A Symposium on a Day That Should Live in Infamy: Nov. 16, 1933
Written by: Diana West
Thursday, November 14, 2013 2:55 AM
Center for Security Policy Convenes Symposium on Subversion in High Places:
The Legacy of FDR’s Normalization of Relations with the USSR
Eightieth Anniversary of Deal That Facilitated Penetration of U.S. Government, Society
Washington, DC — Eighty years ago this Saturday, President Franklin D. Roosevelt agreed for the first time to recognize the Communist regime of the Union of Soviet Socialist Republics. He did so on the basis of formal undertakings by then-Soviet Foreign Minister Maxim Litvinov that the Kremlin would not engage in subversive actions in America.

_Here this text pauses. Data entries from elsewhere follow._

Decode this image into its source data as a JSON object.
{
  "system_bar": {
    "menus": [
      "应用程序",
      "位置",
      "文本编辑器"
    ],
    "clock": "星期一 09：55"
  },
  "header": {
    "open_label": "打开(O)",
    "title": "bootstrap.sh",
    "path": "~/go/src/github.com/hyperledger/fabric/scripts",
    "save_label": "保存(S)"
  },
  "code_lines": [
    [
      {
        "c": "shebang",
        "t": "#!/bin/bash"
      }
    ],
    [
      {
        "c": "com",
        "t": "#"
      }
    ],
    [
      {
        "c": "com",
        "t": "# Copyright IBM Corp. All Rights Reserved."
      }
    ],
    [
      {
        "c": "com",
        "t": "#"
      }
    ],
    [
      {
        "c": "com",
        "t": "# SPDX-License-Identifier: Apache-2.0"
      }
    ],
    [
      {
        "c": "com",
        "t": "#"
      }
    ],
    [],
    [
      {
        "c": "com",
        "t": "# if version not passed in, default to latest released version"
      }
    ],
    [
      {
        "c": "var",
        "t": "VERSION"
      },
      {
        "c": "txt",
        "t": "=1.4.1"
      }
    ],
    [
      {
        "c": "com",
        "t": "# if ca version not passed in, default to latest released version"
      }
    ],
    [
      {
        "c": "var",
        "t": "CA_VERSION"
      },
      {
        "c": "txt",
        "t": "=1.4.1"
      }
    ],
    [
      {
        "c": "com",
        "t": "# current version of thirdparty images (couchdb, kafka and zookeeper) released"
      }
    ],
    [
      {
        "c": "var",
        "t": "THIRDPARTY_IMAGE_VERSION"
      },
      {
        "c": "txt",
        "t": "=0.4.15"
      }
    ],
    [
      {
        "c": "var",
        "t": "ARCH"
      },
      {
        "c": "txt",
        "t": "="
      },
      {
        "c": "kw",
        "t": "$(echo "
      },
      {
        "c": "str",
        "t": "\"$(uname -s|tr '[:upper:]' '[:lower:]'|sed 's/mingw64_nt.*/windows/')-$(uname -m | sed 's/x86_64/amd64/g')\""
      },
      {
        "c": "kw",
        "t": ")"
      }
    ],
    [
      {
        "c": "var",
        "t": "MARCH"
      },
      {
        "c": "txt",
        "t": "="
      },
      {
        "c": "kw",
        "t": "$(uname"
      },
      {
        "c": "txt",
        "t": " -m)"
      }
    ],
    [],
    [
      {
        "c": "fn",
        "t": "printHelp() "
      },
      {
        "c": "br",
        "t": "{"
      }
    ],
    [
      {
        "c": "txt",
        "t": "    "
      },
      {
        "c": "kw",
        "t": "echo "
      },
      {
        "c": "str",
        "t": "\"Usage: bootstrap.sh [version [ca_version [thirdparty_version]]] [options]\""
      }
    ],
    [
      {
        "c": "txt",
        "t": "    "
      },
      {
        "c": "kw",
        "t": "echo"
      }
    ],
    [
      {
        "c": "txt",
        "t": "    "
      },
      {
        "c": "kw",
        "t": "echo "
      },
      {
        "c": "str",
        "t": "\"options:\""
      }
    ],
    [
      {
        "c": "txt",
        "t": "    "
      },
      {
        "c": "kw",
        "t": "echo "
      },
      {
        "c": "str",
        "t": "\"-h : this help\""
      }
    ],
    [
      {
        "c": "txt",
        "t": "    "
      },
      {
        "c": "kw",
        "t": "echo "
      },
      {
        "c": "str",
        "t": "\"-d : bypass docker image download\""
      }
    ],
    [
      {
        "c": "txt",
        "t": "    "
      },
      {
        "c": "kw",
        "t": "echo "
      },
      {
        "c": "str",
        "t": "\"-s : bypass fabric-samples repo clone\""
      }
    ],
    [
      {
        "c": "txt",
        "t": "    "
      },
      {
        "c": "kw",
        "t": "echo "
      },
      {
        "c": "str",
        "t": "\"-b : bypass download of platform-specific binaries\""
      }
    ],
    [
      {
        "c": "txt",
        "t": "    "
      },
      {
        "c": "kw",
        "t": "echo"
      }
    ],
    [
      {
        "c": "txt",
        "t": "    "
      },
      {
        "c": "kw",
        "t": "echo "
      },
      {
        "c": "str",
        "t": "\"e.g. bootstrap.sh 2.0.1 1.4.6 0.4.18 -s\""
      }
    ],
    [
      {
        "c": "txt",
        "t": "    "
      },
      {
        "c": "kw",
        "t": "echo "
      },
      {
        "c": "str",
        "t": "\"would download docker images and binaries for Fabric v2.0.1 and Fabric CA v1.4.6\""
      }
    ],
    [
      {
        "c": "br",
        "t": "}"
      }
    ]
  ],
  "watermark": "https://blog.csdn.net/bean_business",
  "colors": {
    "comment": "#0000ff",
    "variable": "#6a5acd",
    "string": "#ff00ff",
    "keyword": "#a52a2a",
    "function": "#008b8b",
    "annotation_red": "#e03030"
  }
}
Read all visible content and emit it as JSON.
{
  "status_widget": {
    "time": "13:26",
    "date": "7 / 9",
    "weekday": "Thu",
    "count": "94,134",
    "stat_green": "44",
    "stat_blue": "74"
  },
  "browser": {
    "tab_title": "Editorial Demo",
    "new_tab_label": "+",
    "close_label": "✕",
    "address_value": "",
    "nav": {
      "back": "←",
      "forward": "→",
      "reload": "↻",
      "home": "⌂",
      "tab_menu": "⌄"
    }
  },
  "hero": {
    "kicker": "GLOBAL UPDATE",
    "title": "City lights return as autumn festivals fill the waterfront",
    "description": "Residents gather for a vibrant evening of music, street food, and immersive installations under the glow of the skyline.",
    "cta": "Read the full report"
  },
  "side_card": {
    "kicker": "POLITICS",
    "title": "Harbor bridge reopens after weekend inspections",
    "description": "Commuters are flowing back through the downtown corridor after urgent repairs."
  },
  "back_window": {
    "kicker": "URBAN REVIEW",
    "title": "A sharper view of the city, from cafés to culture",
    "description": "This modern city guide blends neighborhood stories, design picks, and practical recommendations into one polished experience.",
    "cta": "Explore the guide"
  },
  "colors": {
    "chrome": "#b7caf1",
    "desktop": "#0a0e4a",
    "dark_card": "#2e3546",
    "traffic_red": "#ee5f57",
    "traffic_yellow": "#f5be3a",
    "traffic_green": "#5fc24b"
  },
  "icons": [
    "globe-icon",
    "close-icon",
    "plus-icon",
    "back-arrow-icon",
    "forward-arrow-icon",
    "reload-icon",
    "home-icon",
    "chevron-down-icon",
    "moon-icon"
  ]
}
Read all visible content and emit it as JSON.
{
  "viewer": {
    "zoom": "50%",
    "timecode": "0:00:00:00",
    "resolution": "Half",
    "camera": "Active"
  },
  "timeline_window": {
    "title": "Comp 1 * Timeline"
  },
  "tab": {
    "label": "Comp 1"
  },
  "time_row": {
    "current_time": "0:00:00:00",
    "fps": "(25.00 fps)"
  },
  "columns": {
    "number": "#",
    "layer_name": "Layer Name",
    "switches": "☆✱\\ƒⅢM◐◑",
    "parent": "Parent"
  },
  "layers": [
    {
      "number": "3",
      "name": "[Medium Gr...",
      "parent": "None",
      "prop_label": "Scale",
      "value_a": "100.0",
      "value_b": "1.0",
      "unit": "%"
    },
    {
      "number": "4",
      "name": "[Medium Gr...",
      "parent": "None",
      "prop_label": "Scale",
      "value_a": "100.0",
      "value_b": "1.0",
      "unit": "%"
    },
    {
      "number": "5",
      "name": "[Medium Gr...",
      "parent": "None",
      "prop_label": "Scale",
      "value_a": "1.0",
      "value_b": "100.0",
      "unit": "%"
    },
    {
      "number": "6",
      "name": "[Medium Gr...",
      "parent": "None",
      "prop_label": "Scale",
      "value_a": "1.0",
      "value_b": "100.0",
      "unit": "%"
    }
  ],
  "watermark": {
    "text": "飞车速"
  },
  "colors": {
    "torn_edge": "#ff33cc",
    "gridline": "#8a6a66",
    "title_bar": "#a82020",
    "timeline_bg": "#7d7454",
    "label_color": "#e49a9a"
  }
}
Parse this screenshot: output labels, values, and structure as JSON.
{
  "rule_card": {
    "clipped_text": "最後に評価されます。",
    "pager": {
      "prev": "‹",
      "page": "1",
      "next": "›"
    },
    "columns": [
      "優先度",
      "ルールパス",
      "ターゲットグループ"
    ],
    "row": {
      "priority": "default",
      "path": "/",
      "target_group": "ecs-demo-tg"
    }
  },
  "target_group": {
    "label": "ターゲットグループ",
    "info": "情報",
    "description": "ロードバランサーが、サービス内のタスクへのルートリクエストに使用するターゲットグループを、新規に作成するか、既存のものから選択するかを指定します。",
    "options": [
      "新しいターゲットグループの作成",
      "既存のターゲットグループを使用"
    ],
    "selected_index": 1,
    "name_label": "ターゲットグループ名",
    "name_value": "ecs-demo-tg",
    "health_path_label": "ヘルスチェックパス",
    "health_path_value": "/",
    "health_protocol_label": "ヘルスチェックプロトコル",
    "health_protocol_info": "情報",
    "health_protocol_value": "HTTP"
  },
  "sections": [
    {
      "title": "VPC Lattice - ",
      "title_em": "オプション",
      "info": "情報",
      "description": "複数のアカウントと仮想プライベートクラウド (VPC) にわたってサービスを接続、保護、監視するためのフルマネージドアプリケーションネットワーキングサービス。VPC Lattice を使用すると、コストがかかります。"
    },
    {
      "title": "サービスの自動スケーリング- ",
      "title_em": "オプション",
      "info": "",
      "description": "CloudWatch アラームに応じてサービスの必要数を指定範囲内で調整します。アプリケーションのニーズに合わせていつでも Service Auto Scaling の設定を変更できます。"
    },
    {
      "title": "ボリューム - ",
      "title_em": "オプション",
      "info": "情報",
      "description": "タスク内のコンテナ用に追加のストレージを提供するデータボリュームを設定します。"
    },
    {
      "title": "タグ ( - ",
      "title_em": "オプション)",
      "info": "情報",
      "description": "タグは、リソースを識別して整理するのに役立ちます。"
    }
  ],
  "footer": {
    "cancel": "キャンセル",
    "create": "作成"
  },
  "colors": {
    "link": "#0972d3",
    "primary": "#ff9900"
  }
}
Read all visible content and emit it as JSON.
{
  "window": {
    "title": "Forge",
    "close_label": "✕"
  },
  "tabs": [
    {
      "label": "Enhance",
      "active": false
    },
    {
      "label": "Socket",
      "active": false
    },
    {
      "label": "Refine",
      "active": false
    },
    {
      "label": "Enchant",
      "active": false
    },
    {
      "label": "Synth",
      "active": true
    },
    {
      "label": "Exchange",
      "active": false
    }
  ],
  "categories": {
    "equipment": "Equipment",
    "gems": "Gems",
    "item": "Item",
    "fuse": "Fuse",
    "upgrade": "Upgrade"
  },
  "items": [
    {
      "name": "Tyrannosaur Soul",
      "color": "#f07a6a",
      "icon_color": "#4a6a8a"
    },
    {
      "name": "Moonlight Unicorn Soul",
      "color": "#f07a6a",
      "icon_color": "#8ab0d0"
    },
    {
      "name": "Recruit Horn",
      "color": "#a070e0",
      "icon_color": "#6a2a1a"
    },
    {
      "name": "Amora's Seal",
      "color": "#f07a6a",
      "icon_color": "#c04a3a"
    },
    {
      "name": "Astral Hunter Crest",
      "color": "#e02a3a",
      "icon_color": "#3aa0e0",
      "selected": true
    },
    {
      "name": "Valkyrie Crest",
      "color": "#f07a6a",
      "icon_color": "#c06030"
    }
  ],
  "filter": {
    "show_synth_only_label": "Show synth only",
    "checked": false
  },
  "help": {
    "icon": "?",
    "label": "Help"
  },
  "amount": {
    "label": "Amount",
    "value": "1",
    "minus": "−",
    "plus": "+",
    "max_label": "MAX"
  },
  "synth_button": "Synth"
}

The rest, as they say, is history. And a sordid and still unfolding history it is.
The Center for Security Policy is pleased to convene a symposium to review that history — both that of the immediate post-normalization period, of World War II, of the Cold War and of today — from noon-2:00 p.m. at the headquarters of Judicial Watch at 425 3rd Street, SW, Suite 800, Washington, D.C. 20024.
- Diana West, author of American Betrayal: The Secret Assault on Our Nation’s Character;
- M. Stanton Evans, author of Stalin’s Secret Agents: The Subversion of Roosevelt’s Government Relations;
- Christopher Farrell, Chief Investigator, Judicial Watch; and
- Stephen Coughlin, author of the forthcoming book,Catastrophic Failure.
- Frank Gaffney, President, Center for Security Policy, moderator.
Where: Judicial Watch, 425 3rd Street SW, Washington, D.C. Suite 800
When: 12:00-2:00 p.m., 15 November 2013
“The 16th of November 1933 is a day that truly should live in infamy. This symposium will explore its significance both in terms of much of the most sordid history of the 20th Century — and as the predicate for similar forces at work in the 21st.”